Ngo Manyama Déborah, a fresh fish trader, is still at the popular Youpwe fish market in Douala, Cameroon, at 3 p.m. on Friday, May 27. She complaints she’s been waiting for buyers who haven’t shown up. Buyers are being scared away by the high prices of fish, fuelled by a scarcity of fish. “I need to go home and prepare dinner for my kids before they get home from school, but instead I’m still at the market. I haven’t been able to sell fish”, Déborah explains. “We buy fish at exorbitant prices from fishermen who tell us about a lack of fish in the water. When we buy something expensive, we have to sell it expensive, which most Cameroonians cannot afford owing to the current economic situation “.
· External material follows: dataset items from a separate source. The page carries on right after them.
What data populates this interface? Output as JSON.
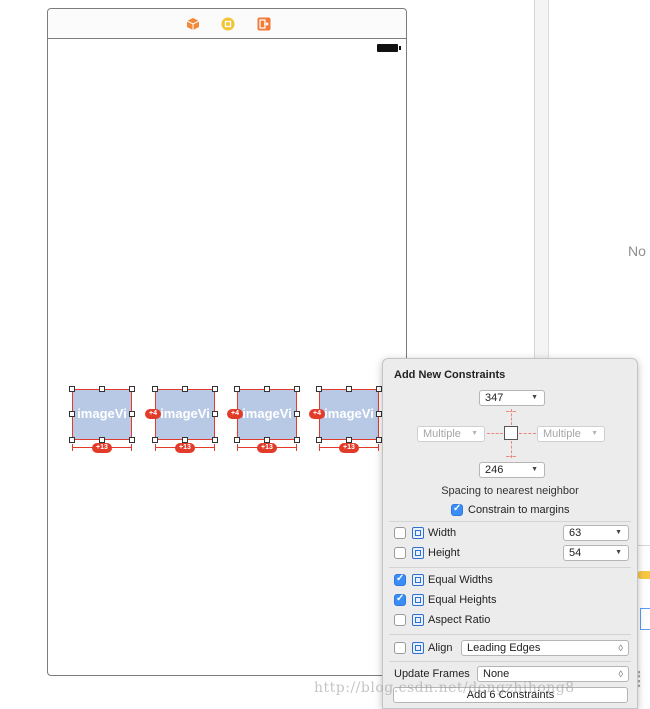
{
  "colors": {
    "accent": "#3a8df5",
    "constraint_red": "#e23b2a",
    "image_view_fill": "#b8c9e6",
    "scene_icon_orange": "#f08a3a",
    "scene_icon_yellow": "#f5c230",
    "scene_icon_exit": "#f07b3a"
  },
  "inspector": {
    "no_selection_text": "No"
  },
  "scene": {
    "bar_icons": [
      "cube-icon",
      "first-responder-icon",
      "exit-icon"
    ],
    "image_views": [
      {
        "label": "imageVi",
        "bottom_badge": "+13",
        "left_badge": ""
      },
      {
        "label": "imageVi",
        "bottom_badge": "+13",
        "left_badge": "+4"
      },
      {
        "label": "imageVi",
        "bottom_badge": "+13",
        "left_badge": "+4"
      },
      {
        "label": "imageVi",
        "bottom_badge": "+13",
        "left_badge": "+4"
      }
    ]
  },
  "popover": {
    "title": "Add New Constraints",
    "top_value": "347",
    "bottom_value": "246",
    "left_value": "Multiple",
    "right_value": "Multiple",
    "spacing_hint": "Spacing to nearest neighbor",
    "constrain_margins": {
      "label": "Constrain to margins",
      "checked": true
    },
    "width": {
      "label": "Width",
      "value": "63",
      "checked": false
    },
    "height": {
      "label": "Height",
      "value": "54",
      "checked": false
    },
    "equal_widths": {
      "label": "Equal Widths",
      "checked": true
    },
    "equal_heights": {
      "label": "Equal Heights",
      "checked": true
    },
    "aspect_ratio": {
      "label": "Aspect Ratio",
      "checked": false
    },
    "align": {
      "label": "Align",
      "value": "Leading Edges",
      "checked": false
    },
    "update_frames": {
      "label": "Update Frames",
      "value": "None"
    },
    "add_button": "Add 6 Constraints"
  },
  "watermark": "http://blog.csdn.net/dengzhihong8"
}
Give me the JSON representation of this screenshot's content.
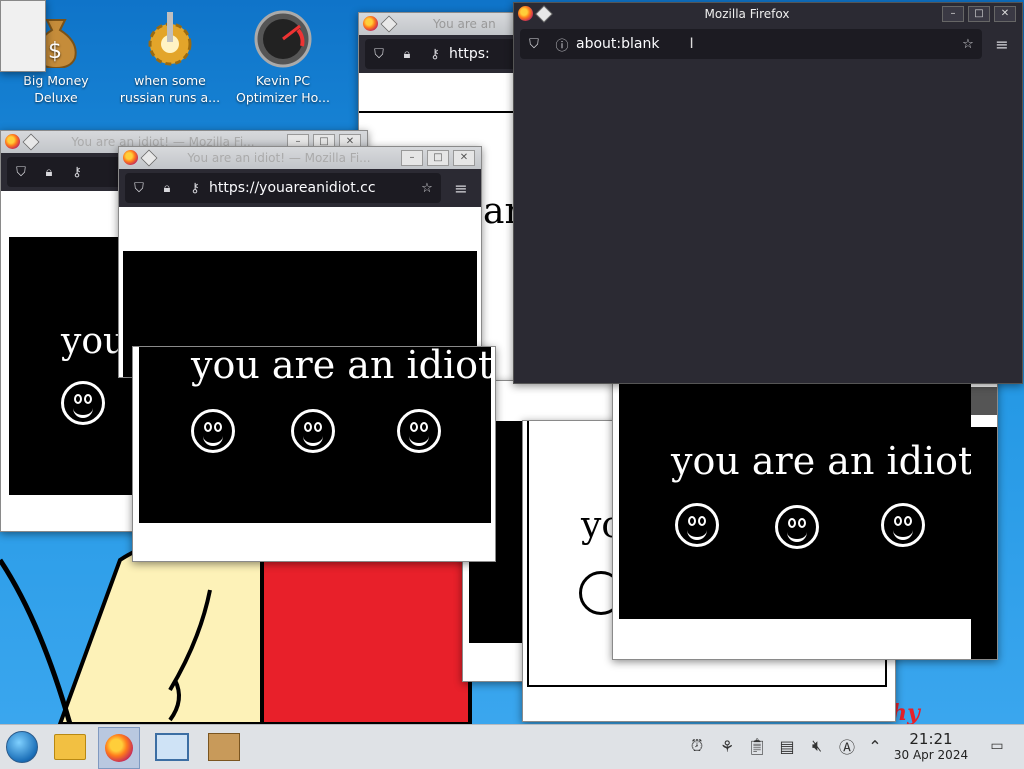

Michelle, who fled Bamenda in 2017 as a result of the violent conflict in order to find a means of survival, laments the lack of fish, noting that some species no longer exist. “Take a look at my basin… Today I only have machoiron (mud fish). I couldn’t get carpe (tilapia), which is popular among the public, because it wasn’t available today. After fleeing the violence in the Northwest Region, this is what I rely on to support my family, although times are terrible”.
Fishermen here in Youpwe say before they use to spend just a day at sea and come back with a good catch. But today they spend at least a week offshore before returning with fish, what makes it necessary for prices of fish to go up. “When we go for fishing we can’t come back if we don’t have a good catch. What we use to catch in a day some years back, we now spend a week to get it”, Hussein, a Fisherman told this reporter.
It doesn’t come as a surprise to mangrove experts that fish is becoming scarce resulting to price hikes. According to Christel Boum, a Mangrove Conservation expert and Executive Director of an NGO, APREMA, working to preserve mangroves fish population is dwindling as a result of the rapid destruction of mangroves along the Wouri Coastline, mangroves being a hub for fish reproduction.
“Between 1980 and 2017, Cameroon lost 5838.000 hectares of mangroves according to statistics from the FAO. This has certainly had an negative impact on fish reproduction over the years reason why fish population must drop because mangroves are a hub for fish reproduction”
Demand For Mangrove on the Rise
The demand for mangrove wood for cooking, smoking fish and other uses has grown in the last decade. Most people prefer mangrove wood because it burns to the last fibre and doesn’t remove as much smoke like other wood species. “I prefer to use mangroves to smoke fish because the end result is very clean. The smoked fish looks clean and it sells better in the market’
50 year old Aisha, a smoke fish dealer in Youpwe revealed
Mangrove Business Booming in Illegality
When we first arrived Pont Noir, in the village neighborhood in Douala, the dealers in mangrove wood refused us from filming, aware they are operating in illegality. After persuasion, Dinka, a 43 year old dealer in mangrove agreed to accord us an interview. He started by explaining why they are shying away from the camera “We know what we are doing here is illegal. But most people here are doing it to survive”
Dinka explains the demand is high but just like the risk “A stalk of mangrove sells at 2500FCFA(approximately US$5). People buy in a tricycle. A full tricycle can take up to 20 mangrove stalks which equals to about 50.000 FCFA (approximately US$100). The business is good but it is very risky. Sometimes the boat with which we use to go transport the mangrove from the sea capsizes and people die”
Corruption and Lawlessness
A 55 year old resident in Youpwe, Jacques Nom has exposed corruption ongoing at sea. Hear him “There are placards at sea prohibiting the cutting of mangroves. The security officers, precisely the gendarmerie officer who are supposed to protect the mangroves and enforce the laws are the ones selling. They pretend to be protecting the mangrove when Regional control teams visit but once they are gone they collect money from the mangrove dealers and let them cut indiscriminately. It is total chaos and it is very disturbing”
The Cameroonian law protects mangrove but lack of enforcement is causing the Wouri Coastline to loose this ecosystem which is vital, acting as a barrier between land and sea and helping to sequestrate carbon five times more than terrestrial forest thus helping to combat climate change.
Experts have called for reforestation of lost population of mangroves and where it is not possible to replant due to infrastructural development then the government should compensate by planting elsewhere.